Li Xiaolin, president of the Chinese People's Association for Friendship with Foreign Countries, speaks about US-China people-to-people diplomacy at Gallaudet University in Washington on April 23. Allan Fong / For China Daily

Li Xiaolin has had a front seat to the dramatically expanding cultural dialogue between China and the US, going back to the 1970s.

"At that time, because of the impressions left by movies, periodicals and reports on the Korean and Vietnam wars, the American people were villainized in my mind," said Li, president of the Chinese People's Association for Friendship with Foreign Countries (CPAFFC).

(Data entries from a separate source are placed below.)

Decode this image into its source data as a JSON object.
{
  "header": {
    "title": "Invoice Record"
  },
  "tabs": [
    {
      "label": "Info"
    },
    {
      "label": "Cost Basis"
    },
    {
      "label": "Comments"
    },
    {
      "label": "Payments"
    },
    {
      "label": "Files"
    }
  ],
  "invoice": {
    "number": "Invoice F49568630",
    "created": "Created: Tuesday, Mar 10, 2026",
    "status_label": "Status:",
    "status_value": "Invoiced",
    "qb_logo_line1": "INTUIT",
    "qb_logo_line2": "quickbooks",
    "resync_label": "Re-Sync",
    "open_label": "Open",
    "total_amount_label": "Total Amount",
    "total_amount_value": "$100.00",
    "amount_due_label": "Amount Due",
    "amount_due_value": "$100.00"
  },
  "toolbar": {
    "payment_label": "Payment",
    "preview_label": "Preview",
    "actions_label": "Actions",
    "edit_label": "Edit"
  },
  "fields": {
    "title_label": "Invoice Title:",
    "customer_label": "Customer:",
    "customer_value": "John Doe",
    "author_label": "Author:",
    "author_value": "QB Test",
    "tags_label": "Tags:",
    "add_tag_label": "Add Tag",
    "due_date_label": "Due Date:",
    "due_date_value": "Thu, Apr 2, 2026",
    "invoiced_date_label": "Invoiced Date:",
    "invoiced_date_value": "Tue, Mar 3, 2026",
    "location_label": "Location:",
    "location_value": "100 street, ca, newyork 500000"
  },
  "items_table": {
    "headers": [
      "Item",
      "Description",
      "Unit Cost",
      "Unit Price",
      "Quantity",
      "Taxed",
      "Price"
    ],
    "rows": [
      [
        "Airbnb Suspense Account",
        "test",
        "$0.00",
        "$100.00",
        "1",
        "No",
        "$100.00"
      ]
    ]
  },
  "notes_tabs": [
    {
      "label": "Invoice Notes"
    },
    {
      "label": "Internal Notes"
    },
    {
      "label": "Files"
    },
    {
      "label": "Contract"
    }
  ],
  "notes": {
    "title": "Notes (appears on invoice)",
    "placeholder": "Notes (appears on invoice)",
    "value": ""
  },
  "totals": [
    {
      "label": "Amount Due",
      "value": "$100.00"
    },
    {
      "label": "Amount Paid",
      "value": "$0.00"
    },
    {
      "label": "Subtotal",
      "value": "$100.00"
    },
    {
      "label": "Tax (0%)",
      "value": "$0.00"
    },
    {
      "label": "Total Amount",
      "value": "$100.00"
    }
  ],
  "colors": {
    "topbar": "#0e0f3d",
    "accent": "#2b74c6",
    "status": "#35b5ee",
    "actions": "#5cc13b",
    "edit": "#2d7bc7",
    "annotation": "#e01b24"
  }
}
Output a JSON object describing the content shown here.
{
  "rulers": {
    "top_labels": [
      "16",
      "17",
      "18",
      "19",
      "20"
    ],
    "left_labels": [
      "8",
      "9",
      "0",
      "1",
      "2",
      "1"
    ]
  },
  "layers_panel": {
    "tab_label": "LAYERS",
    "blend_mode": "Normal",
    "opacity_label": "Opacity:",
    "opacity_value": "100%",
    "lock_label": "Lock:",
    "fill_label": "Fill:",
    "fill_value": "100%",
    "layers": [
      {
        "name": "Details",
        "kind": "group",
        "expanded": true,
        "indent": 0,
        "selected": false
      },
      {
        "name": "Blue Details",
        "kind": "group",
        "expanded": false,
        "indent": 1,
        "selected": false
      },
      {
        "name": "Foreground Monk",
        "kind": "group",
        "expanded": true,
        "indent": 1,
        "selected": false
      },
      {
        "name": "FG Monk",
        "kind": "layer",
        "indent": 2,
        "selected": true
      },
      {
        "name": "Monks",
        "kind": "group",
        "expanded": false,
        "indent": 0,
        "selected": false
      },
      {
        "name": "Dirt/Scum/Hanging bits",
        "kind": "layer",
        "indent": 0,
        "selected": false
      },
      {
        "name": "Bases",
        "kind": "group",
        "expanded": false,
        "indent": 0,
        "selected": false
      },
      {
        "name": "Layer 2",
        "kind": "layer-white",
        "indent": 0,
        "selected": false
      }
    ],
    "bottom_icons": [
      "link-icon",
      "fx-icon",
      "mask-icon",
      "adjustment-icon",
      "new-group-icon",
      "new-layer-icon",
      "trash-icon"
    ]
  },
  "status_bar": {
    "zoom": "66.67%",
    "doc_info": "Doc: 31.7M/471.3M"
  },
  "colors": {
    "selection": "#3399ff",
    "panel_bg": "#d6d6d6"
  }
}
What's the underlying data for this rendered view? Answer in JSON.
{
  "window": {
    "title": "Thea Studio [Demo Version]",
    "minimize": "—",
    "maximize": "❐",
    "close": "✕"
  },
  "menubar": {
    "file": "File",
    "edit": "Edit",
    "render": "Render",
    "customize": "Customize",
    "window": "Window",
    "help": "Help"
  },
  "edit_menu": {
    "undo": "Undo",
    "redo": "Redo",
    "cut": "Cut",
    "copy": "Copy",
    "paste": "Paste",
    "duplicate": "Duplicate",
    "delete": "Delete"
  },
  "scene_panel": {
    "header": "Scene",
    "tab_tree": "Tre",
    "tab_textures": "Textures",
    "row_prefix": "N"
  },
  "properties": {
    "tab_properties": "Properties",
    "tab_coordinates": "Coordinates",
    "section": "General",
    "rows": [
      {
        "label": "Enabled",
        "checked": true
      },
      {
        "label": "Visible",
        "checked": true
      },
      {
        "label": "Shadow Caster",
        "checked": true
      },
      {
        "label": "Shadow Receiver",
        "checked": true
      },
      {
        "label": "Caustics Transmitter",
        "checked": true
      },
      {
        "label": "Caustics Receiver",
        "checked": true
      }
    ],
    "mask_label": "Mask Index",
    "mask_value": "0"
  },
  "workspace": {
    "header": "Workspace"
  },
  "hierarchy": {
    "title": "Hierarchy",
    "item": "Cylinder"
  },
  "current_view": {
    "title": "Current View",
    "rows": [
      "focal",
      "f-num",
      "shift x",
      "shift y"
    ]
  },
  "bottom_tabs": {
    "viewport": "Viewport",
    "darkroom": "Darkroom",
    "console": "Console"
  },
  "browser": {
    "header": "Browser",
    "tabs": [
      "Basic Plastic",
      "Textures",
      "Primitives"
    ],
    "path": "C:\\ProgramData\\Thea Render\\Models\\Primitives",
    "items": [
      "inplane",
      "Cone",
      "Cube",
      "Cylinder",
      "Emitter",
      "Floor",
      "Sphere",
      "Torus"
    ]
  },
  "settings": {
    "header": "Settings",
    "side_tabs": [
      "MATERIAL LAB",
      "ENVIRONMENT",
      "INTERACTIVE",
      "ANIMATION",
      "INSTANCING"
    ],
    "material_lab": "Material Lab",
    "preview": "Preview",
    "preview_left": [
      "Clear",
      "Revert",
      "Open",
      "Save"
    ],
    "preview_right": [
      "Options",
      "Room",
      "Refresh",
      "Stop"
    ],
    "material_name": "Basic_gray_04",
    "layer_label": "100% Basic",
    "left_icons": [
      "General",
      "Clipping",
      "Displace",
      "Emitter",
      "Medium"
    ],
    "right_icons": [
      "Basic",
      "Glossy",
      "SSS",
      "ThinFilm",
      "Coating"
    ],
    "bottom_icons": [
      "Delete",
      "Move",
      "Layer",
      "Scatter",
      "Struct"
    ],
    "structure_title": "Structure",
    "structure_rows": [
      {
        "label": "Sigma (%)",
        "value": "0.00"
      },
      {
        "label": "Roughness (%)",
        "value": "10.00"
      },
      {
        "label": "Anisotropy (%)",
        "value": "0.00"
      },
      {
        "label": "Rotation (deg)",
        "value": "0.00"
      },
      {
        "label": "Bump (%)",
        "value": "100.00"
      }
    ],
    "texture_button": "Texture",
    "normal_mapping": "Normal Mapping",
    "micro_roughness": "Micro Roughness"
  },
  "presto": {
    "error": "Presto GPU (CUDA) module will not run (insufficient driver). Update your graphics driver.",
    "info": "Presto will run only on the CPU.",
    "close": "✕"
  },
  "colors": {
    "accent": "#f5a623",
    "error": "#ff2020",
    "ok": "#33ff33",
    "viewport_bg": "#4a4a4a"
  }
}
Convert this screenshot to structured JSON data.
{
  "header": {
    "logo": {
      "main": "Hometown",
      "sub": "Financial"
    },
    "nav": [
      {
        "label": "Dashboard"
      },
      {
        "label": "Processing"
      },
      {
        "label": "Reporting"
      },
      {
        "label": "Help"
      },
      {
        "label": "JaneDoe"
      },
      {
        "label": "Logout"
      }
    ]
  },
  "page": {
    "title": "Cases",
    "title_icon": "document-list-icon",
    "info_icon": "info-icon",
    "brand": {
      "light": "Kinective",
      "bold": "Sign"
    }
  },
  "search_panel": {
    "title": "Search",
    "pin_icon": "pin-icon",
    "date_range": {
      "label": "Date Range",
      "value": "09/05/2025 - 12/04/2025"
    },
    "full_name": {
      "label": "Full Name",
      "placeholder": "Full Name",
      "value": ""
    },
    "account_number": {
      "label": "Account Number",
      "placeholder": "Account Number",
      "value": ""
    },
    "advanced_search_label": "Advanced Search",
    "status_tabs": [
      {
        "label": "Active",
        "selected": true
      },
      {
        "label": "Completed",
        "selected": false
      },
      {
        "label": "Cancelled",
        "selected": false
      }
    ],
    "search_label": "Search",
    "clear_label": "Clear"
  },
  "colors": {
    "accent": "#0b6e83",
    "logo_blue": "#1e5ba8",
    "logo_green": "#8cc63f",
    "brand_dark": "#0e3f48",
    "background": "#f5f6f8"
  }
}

"The images that I saw in movies at the time were of American soldiers with an olive branch of democracy and freedom in one hand, and talons of bombers of war in the other," she said.

Li spoke at the 22nd Washington seminar on US-China Relations, hosted by the US-China Peoples Friendship Association (USCPFA) at Gallaudet University in Washington on April 22.

She recalled her impression of 41 years ago, a stage in China-US relations when the countries' cultures were practically unknown to each other, with the exception of what movies and news stories told Chinese citizens of the Korean and Vietnam wars.

However, Li's view of Americans changed following her first encounter with them. Li started a career at the CPAFFC in 1975, three years after US president Richard Nixon's historic summit in China. The first delegation she welcomed to China was a group of American activists organized by USCPFA.

"After face-to-face interactions with my American friends, as it turned out, Americans were very kind, civilized and well-educated people," Li said.

These days, visits are much more frequent between the two countries. As Li pointed out, "Every 24 minutes, there is a flight taking off between our two countries. Each day, more than 10,000 people are traveling across the Pacific Ocean between our two great nations."

Cities in both countries have made efforts to unite. There are 45 pairs of sister states and 209 sister cities between China and the US.

Li believes that subnational-level exchanges can strengthen the countries' overall relationship.

"I think people-to-people diplomacy is the foundation of our operations, especially CPIFFC's long-term cooperation with USCPFA," she said. "State-to-state relations rely on people-to-people interactions between the two countries."

Allan Fong in Washington contributed to this story.